Sarah was speechless as Agu walked off. Her blood boiled and froze at the same time and her heart came to a screeching halt. She clutched her chest as she walked him walk into the road and towards his house. Tears fell. Inside her mind, she heard screams that no one else could hear as Agu walked into his house. Lights on. Seconds pass. Lights off. Darkness.

Sarah wanted to jump out of the second-story window. She wanted her body to break in every way possible so she could find Agu and he could build it up again and fix her like she wanted to fix her world.
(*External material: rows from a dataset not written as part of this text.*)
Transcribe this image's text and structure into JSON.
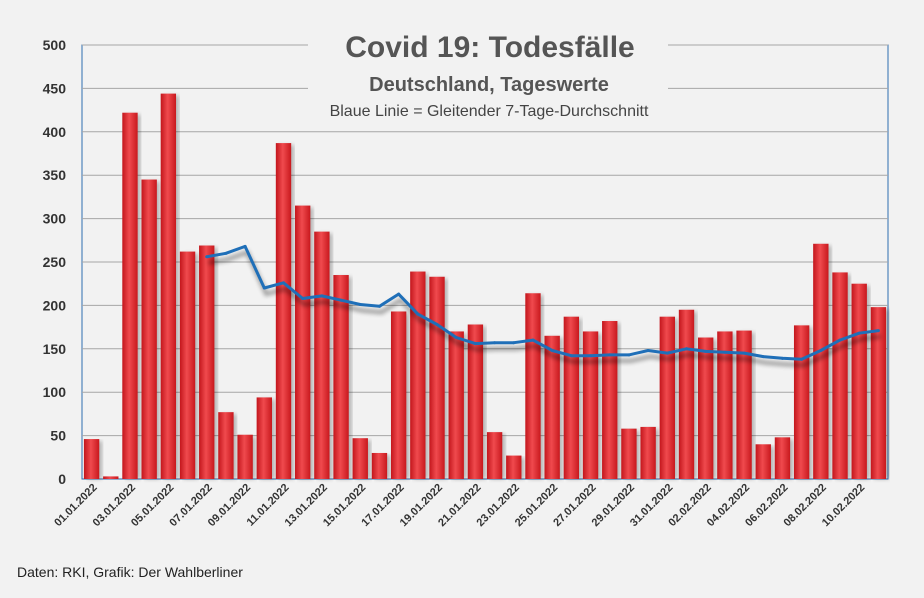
{
  "chart_data": {
    "type": "bar",
    "title": "Covid 19: Todesfälle",
    "subtitle": "Deutschland, Tageswerte",
    "note": "Blaue Linie = Gleitender 7-Tage-Durchschnitt",
    "ylim": [
      0,
      500
    ],
    "yticks": [
      0,
      50,
      100,
      150,
      200,
      250,
      300,
      350,
      400,
      450,
      500
    ],
    "grid": true,
    "x_tick_labels": [
      "01.01.2022",
      "03.01.2022",
      "05.01.2022",
      "07.01.2022",
      "09.01.2022",
      "11.01.2022",
      "13.01.2022",
      "15.01.2022",
      "17.01.2022",
      "19.01.2022",
      "21.01.2022",
      "23.01.2022",
      "25.01.2022",
      "27.01.2022",
      "29.01.2022",
      "31.01.2022",
      "02.02.2022",
      "04.02.2022",
      "06.02.2022",
      "08.02.2022",
      "10.02.2022"
    ],
    "categories": [
      "01.01.2022",
      "02.01.2022",
      "03.01.2022",
      "04.01.2022",
      "05.01.2022",
      "06.01.2022",
      "07.01.2022",
      "08.01.2022",
      "09.01.2022",
      "10.01.2022",
      "11.01.2022",
      "12.01.2022",
      "13.01.2022",
      "14.01.2022",
      "15.01.2022",
      "16.01.2022",
      "17.01.2022",
      "18.01.2022",
      "19.01.2022",
      "20.01.2022",
      "21.01.2022",
      "22.01.2022",
      "23.01.2022",
      "24.01.2022",
      "25.01.2022",
      "26.01.2022",
      "27.01.2022",
      "28.01.2022",
      "29.01.2022",
      "30.01.2022",
      "31.01.2022",
      "01.02.2022",
      "02.02.2022",
      "03.02.2022",
      "04.02.2022",
      "05.02.2022",
      "06.02.2022",
      "07.02.2022",
      "08.02.2022",
      "09.02.2022",
      "10.02.2022",
      "11.02.2022"
    ],
    "series": [
      {
        "type": "bar",
        "color": "#e8262b",
        "values": [
          46,
          3,
          422,
          345,
          444,
          262,
          269,
          77,
          51,
          94,
          387,
          315,
          285,
          235,
          47,
          30,
          193,
          239,
          233,
          170,
          178,
          54,
          27,
          214,
          165,
          187,
          170,
          182,
          58,
          60,
          187,
          195,
          163,
          170,
          171,
          40,
          48,
          177,
          271,
          238,
          225,
          198
        ]
      },
      {
        "type": "line",
        "color": "#1f6fb8",
        "values": [
          null,
          null,
          null,
          null,
          null,
          null,
          256,
          260,
          268,
          220,
          226,
          208,
          211,
          206,
          201,
          199,
          213,
          190,
          178,
          163,
          156,
          157,
          157,
          160,
          148,
          142,
          142,
          143,
          143,
          148,
          145,
          150,
          147,
          146,
          145,
          141,
          139,
          138,
          148,
          160,
          168,
          171
        ]
      }
    ]
  },
  "footer": {
    "source": "Daten: RKI, Grafik: Der Wahlberliner"
  }
}
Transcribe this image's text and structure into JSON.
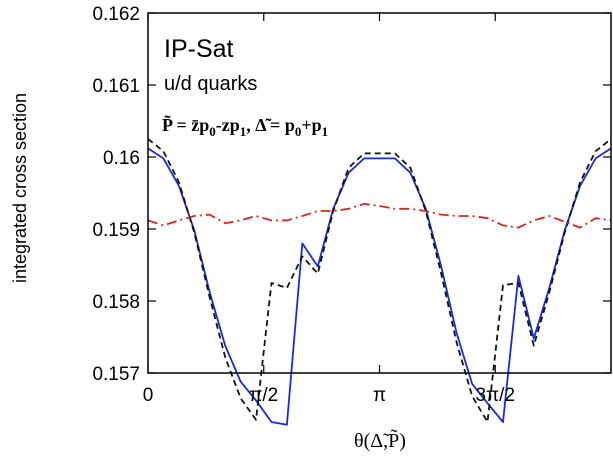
{
  "chart_data": {
    "type": "line",
    "ylabel": "integrated cross section",
    "xlabel": "θ(Δ̃,P̃)",
    "xlim": [
      0,
      6.2832
    ],
    "ylim": [
      0.157,
      0.162
    ],
    "y_ticks": [
      {
        "value": 0.157,
        "label": "0.157"
      },
      {
        "value": 0.158,
        "label": "0.158"
      },
      {
        "value": 0.159,
        "label": "0.159"
      },
      {
        "value": 0.16,
        "label": "0.16"
      },
      {
        "value": 0.161,
        "label": "0.161"
      },
      {
        "value": 0.162,
        "label": "0.162"
      }
    ],
    "x_ticks": [
      {
        "value": 0,
        "label": "0"
      },
      {
        "value": 1.5708,
        "label": "π/2"
      },
      {
        "value": 3.1416,
        "label": "π"
      },
      {
        "value": 4.7124,
        "label": "3π/2"
      }
    ],
    "annotations": {
      "model": "IP-Sat",
      "quarks": "u/d quarks",
      "eq_p": "P̃ = z̄p",
      "eq_p_sub0": "0",
      "eq_p_mid": "-zp",
      "eq_p_sub1": "1",
      "eq_sep": ", ",
      "eq_d": "Δ̃ = p",
      "eq_d_sub0": "0",
      "eq_d_mid": "+p",
      "eq_d_sub1": "1"
    },
    "x": [
      0,
      0.2094,
      0.4189,
      0.6283,
      0.8378,
      1.0472,
      1.2566,
      1.4661,
      1.6755,
      1.885,
      2.0944,
      2.3038,
      2.5133,
      2.7227,
      2.9322,
      3.1416,
      3.351,
      3.5605,
      3.7699,
      3.9794,
      4.1888,
      4.3982,
      4.6077,
      4.8171,
      5.0265,
      5.236,
      5.4454,
      5.6549,
      5.8643,
      6.0737,
      6.2832
    ],
    "series": [
      {
        "style": "solid",
        "color": "#1a2bd6",
        "values": [
          0.16012,
          0.15998,
          0.1596,
          0.15898,
          0.15812,
          0.15738,
          0.15688,
          0.15662,
          0.15632,
          0.15628,
          0.1588,
          0.15848,
          0.15928,
          0.15978,
          0.15998,
          0.15998,
          0.15998,
          0.15978,
          0.15928,
          0.15848,
          0.15755,
          0.15685,
          0.15658,
          0.15632,
          0.15835,
          0.15748,
          0.15818,
          0.15898,
          0.1596,
          0.15998,
          0.16012
        ]
      },
      {
        "style": "dashed",
        "color": "#111111",
        "values": [
          0.16025,
          0.16008,
          0.15965,
          0.15895,
          0.15805,
          0.15722,
          0.15665,
          0.15635,
          0.15825,
          0.15818,
          0.15862,
          0.15838,
          0.15925,
          0.15985,
          0.16005,
          0.16005,
          0.16005,
          0.15985,
          0.15925,
          0.15838,
          0.15742,
          0.15668,
          0.15632,
          0.15822,
          0.15825,
          0.15738,
          0.15812,
          0.15895,
          0.15965,
          0.16008,
          0.16025
        ]
      },
      {
        "style": "dashdot",
        "color": "#d9261c",
        "values": [
          0.15912,
          0.15905,
          0.15912,
          0.15918,
          0.1592,
          0.15908,
          0.15912,
          0.15918,
          0.15912,
          0.15912,
          0.15918,
          0.15925,
          0.15925,
          0.15928,
          0.15935,
          0.15932,
          0.15928,
          0.15928,
          0.15925,
          0.1592,
          0.15918,
          0.15918,
          0.15915,
          0.15905,
          0.15902,
          0.15912,
          0.15918,
          0.1591,
          0.15902,
          0.15915,
          0.15912
        ]
      }
    ]
  }
}
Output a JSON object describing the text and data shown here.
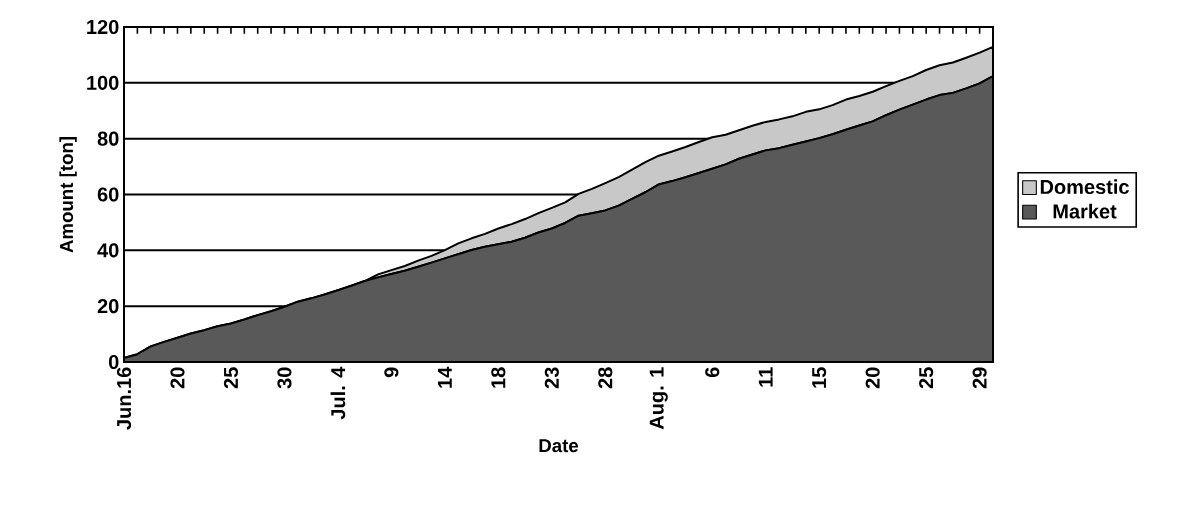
{
  "chart_data": {
    "type": "area",
    "xlabel": "Date",
    "ylabel": "Amount [ton]",
    "categories": [
      "Jun.16",
      null,
      null,
      null,
      "20",
      null,
      null,
      null,
      "25",
      null,
      null,
      null,
      "30",
      null,
      null,
      null,
      "Jul. 4",
      null,
      null,
      null,
      "9",
      null,
      null,
      null,
      "14",
      null,
      null,
      null,
      "18",
      null,
      null,
      null,
      "23",
      null,
      null,
      null,
      "28",
      null,
      null,
      null,
      "Aug. 1",
      null,
      null,
      null,
      "6",
      null,
      null,
      null,
      "11",
      null,
      null,
      null,
      "15",
      null,
      null,
      null,
      "20",
      null,
      null,
      null,
      "25",
      null,
      null,
      null,
      "29",
      null
    ],
    "series": [
      {
        "name": "Market",
        "color": "#595959",
        "values": [
          1.4,
          2.8,
          5.6,
          7.2,
          8.7,
          10.2,
          11.4,
          12.8,
          13.8,
          15.2,
          16.8,
          18.2,
          19.8,
          21.6,
          22.8,
          24.2,
          25.7,
          27.3,
          29.0,
          30.3,
          31.5,
          32.7,
          34.1,
          35.6,
          37.1,
          38.6,
          40.1,
          41.3,
          42.2,
          43.1,
          44.5,
          46.4,
          47.8,
          49.8,
          52.4,
          53.3,
          54.3,
          56.0,
          58.4,
          60.8,
          63.6,
          64.8,
          66.2,
          67.7,
          69.2,
          70.8,
          72.8,
          74.3,
          75.8,
          76.6,
          77.8,
          79.0,
          80.2,
          81.6,
          83.2,
          84.7,
          86.2,
          88.4,
          90.4,
          92.2,
          94.0,
          95.6,
          96.4,
          98.0,
          99.8,
          102.4
        ]
      },
      {
        "name": "Domestic",
        "color": "#c8c8c8",
        "values": [
          0,
          0,
          0,
          0,
          0,
          0,
          0,
          0,
          0,
          0,
          0,
          0,
          0,
          0,
          0,
          0,
          0,
          0,
          0,
          1.1,
          1.4,
          1.7,
          2.2,
          2.4,
          3.0,
          3.9,
          4.2,
          4.6,
          5.6,
          6.3,
          6.7,
          6.9,
          7.4,
          7.4,
          7.8,
          8.7,
          9.8,
          10.2,
          10.5,
          10.8,
          10.3,
          10.6,
          10.8,
          11.1,
          11.3,
          10.6,
          10.2,
          10.3,
          10.2,
          10.3,
          10.2,
          10.6,
          10.3,
          10.4,
          10.8,
          10.6,
          10.6,
          10.4,
          10.3,
          10.2,
          10.6,
          10.7,
          10.9,
          11.0,
          11.0,
          10.5
        ]
      }
    ],
    "stacked": true,
    "ylim": [
      0,
      120
    ],
    "yticks": [
      0,
      20,
      40,
      60,
      80,
      100,
      120
    ],
    "grid": "y",
    "legend": "right"
  }
}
She grabbed the drawing that she had made earlier and stared at it. Look at them, she thought, They're so happy. How is it possible for human beings to be happy? How can human beings be so happy? How can they be happy? She ripped the paper in half and threw it out of the open window. The wind swept it away as the clouds covered the moonlight once again. Darkness. It was all around her, the darkness. She threw her colored pencils out the window and then crawled into her bed and pulled the covers up over her head. Maybe I'd bake to death under all of these blankets, she thought. That thought brought relief to Sarah as she started to drown in a pool of tears and sweat. 

Death seems to be the only release from the confines of life. It is the one universal constant that is unavoidable no matter where you run. It hides under your bed, waiting for you to fall asleep. And when you want the relief it brings the most, it is nowhere to be found, unless you're willing to grab it by the horns and drag it to you. It sees everything and knows everything. It knows when you lie about wanting to die and won't come for you if it doesn't have total control over your heart. 

Sarah wished it had complete control of her heart, but it was nowhere close.

It was on the other side of the street.